We all love having plants in our homes, right? They purify the air, bring positive energy in our home, they look nice, etc. But, you should be very careful, because there are many different dangerous plants, which are loaded with toxic chemicals.
In this article we are going to talk about a very common plant that many people around the world have it in their homes. We are talking about Dieffenbachia or (to use its common name) Dumb Cane. Dumb Cane has a bad reputation. It will kill your children, it will commit murder most foul and its even been known to burn down houses!
Esteban, a 5-year-old boy was playing around the house and suddenly, he began experiencing severe stomach pain. So, his parents thought it’s just a regular stomach pain, because Esteban ate too many sweets. But, after some time, he experienced even stronger pain, so his parents took him to the hospital. The doctors discovered that their son suffered a heavy poisoning.

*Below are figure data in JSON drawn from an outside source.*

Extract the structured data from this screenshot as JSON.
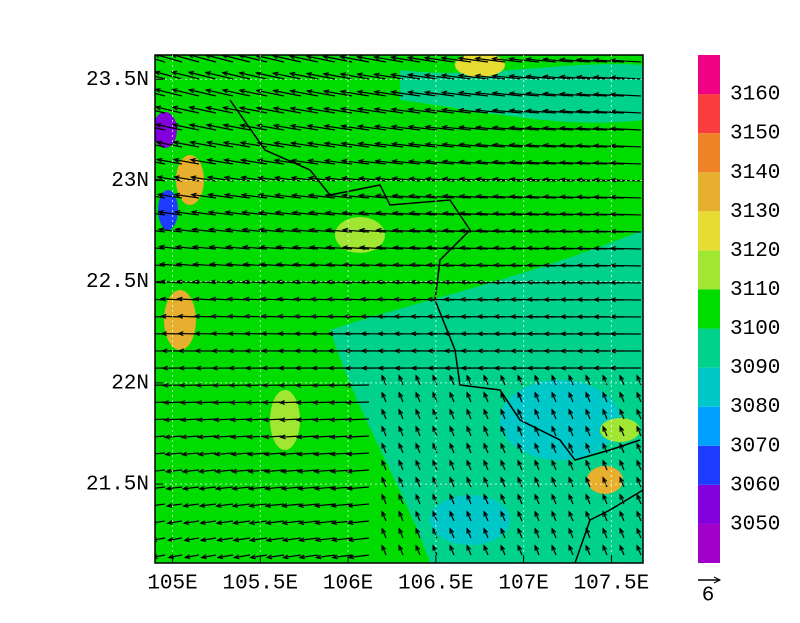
{
  "chart_data": {
    "type": "map",
    "xlim": [
      104.9,
      107.68
    ],
    "ylim": [
      21.11,
      23.62
    ],
    "xticks": [
      {
        "value": 105,
        "label": "105E"
      },
      {
        "value": 105.5,
        "label": "105.5E"
      },
      {
        "value": 106,
        "label": "106E"
      },
      {
        "value": 106.5,
        "label": "106.5E"
      },
      {
        "value": 107,
        "label": "107E"
      },
      {
        "value": 107.5,
        "label": "107.5E"
      }
    ],
    "yticks": [
      {
        "value": 21.5,
        "label": "21.5N"
      },
      {
        "value": 22,
        "label": "22N"
      },
      {
        "value": 22.5,
        "label": "22.5N"
      },
      {
        "value": 23,
        "label": "23N"
      },
      {
        "value": 23.5,
        "label": "23.5N"
      }
    ],
    "grid": true,
    "colorbar": {
      "levels": [
        3050,
        3060,
        3070,
        3080,
        3090,
        3100,
        3110,
        3120,
        3130,
        3140,
        3150,
        3160
      ],
      "colors": [
        "#a000c8",
        "#8200dc",
        "#1e3cff",
        "#00a0ff",
        "#00c8c8",
        "#00d28c",
        "#00dc00",
        "#a0e632",
        "#e6dc32",
        "#e6af2d",
        "#f08228",
        "#fa3c3c",
        "#f00082"
      ]
    },
    "reference_vector": "6"
  }
}
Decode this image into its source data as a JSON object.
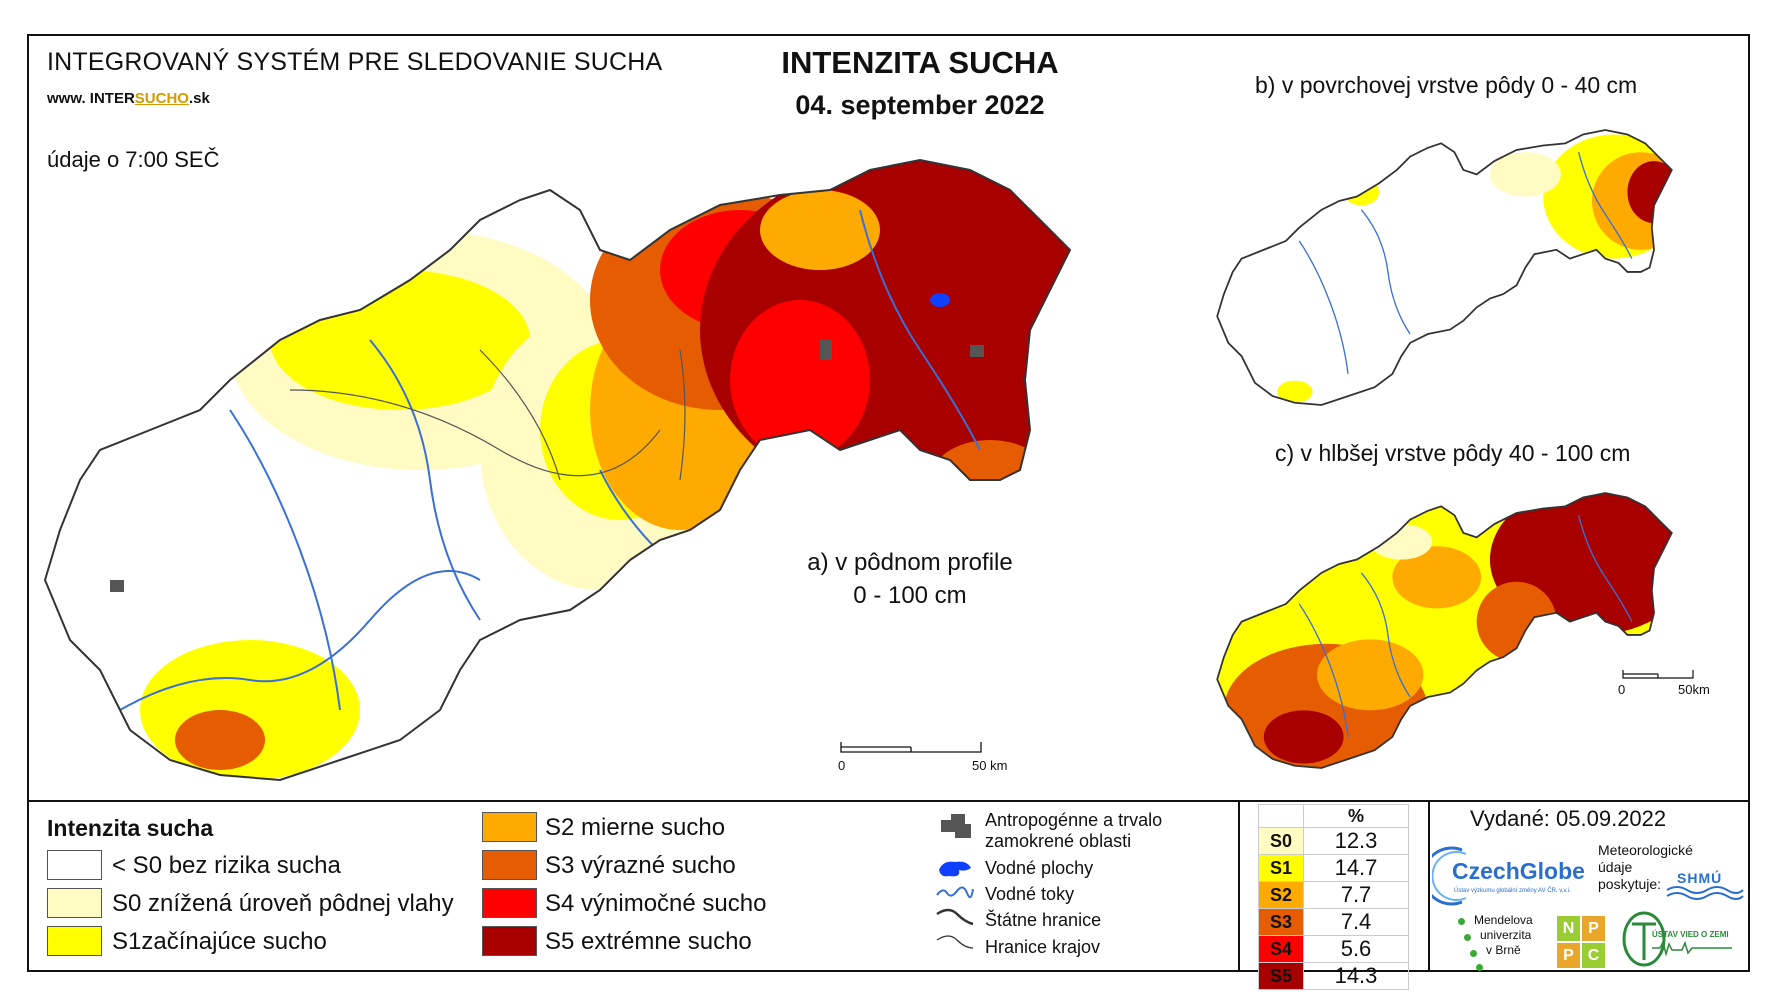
{
  "header": {
    "system_title": "INTEGROVANÝ SYSTÉM PRE SLEDOVANIE SUCHA",
    "www_prefix": "www. INTER",
    "www_accent": "SUCHO",
    "www_suffix": ".sk",
    "data_time": "údaje o 7:00 SEČ",
    "main_title": "INTENZITA SUCHA",
    "date": "04. september 2022"
  },
  "maps": {
    "a_label_line1": "a) v pôdnom profile",
    "a_label_line2": "0 - 100 cm",
    "b_label": "b) v povrchovej vrstve pôdy 0 - 40 cm",
    "c_label": "c) v hlbšej vrstve pôdy 40 - 100 cm",
    "scale_main_start": "0",
    "scale_main_end": "50 km",
    "scale_small_start": "0",
    "scale_small_end": "50km"
  },
  "legend": {
    "title": "Intenzita sucha",
    "classes": [
      {
        "label": "< S0 bez rizika sucha",
        "color": "#ffffff"
      },
      {
        "label": "S0 znížená úroveň pôdnej vlahy",
        "color": "#fffbc2"
      },
      {
        "label": "S1začínajúce sucho",
        "color": "#ffff00"
      },
      {
        "label": "S2 mierne sucho",
        "color": "#ffaa00"
      },
      {
        "label": "S3 výrazné sucho",
        "color": "#e65c00"
      },
      {
        "label": "S4 výnimočné sucho",
        "color": "#ff0000"
      },
      {
        "label": "S5 extrémne sucho",
        "color": "#a80000"
      }
    ],
    "symbols": [
      {
        "label_line1": "Antropogénne a trvalo",
        "label_line2": "zamokrené oblasti"
      },
      {
        "label_line1": "Vodné plochy"
      },
      {
        "label_line1": "Vodné toky"
      },
      {
        "label_line1": "Štátne hranice"
      },
      {
        "label_line1": "Hranice krajov"
      }
    ]
  },
  "percentages": {
    "header": "%",
    "rows": [
      {
        "class": "S0",
        "value": "12.3",
        "color": "#fffbc2"
      },
      {
        "class": "S1",
        "value": "14.7",
        "color": "#ffff00"
      },
      {
        "class": "S2",
        "value": "7.7",
        "color": "#ffaa00"
      },
      {
        "class": "S3",
        "value": "7.4",
        "color": "#e65c00"
      },
      {
        "class": "S4",
        "value": "5.6",
        "color": "#ff0000"
      },
      {
        "class": "S5",
        "value": "14.3",
        "color": "#a80000"
      }
    ]
  },
  "footer": {
    "issued": "Vydané: 05.09.2022",
    "czechglobe": "CzechGlobe",
    "czechglobe_sub": "Ústav výzkumu globální změny AV ČR, v.v.i.",
    "meteo_line1": "Meteorologické",
    "meteo_line2": "údaje",
    "meteo_line3": "poskytuje:",
    "shmu": "SHMÚ",
    "mendel_line1": "Mendelova",
    "mendel_line2": "univerzita",
    "mendel_line3": "v Brně",
    "nppc": [
      "N",
      "P",
      "P",
      "C"
    ],
    "uvz": "ÚSTAV VIED O ZEMI"
  }
}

The 5-year-old child was treated immediately, for more than 3 hours. The doctor told the parents that their son suffered and attack of anaphylactic shock. Anaphylaxis is a severe, life-threatening allergic reaction Anaphylaxis requires an immediate trip to the emergency department and an injection of epinephrine. If anaphylaxis isn’t treated right away, it can lead to unconsciousness or even death.
You should know that the cells of these plant contain needle-shaped calcium oxalate crystals, called raphides. Some experts think that the toxicity is due to its content in proteolytic enzymes that propitiate the histamine production. If a leaf is chewed, these crystals can cause a temporary burning sensation and erythema. In rare cases, edema of tissues exposed to the plant has been reported. Mastication and ingestion generally result in only mild symptoms.
With both children and pets, contact with dieffenbachia (typically from chewing) can cause a host of unpleasant symptoms, including intense numbing, oral irritation, excessive drooling, and localized swelling.In most cases, symptoms are mild, and can be successfully treated with analgesic agents, antihistamines, or medical charcoal. Gastric evacuation or lavage is “seldom” indicated. In patients with exposure to toxic plants, 70% are children younger than 5 years.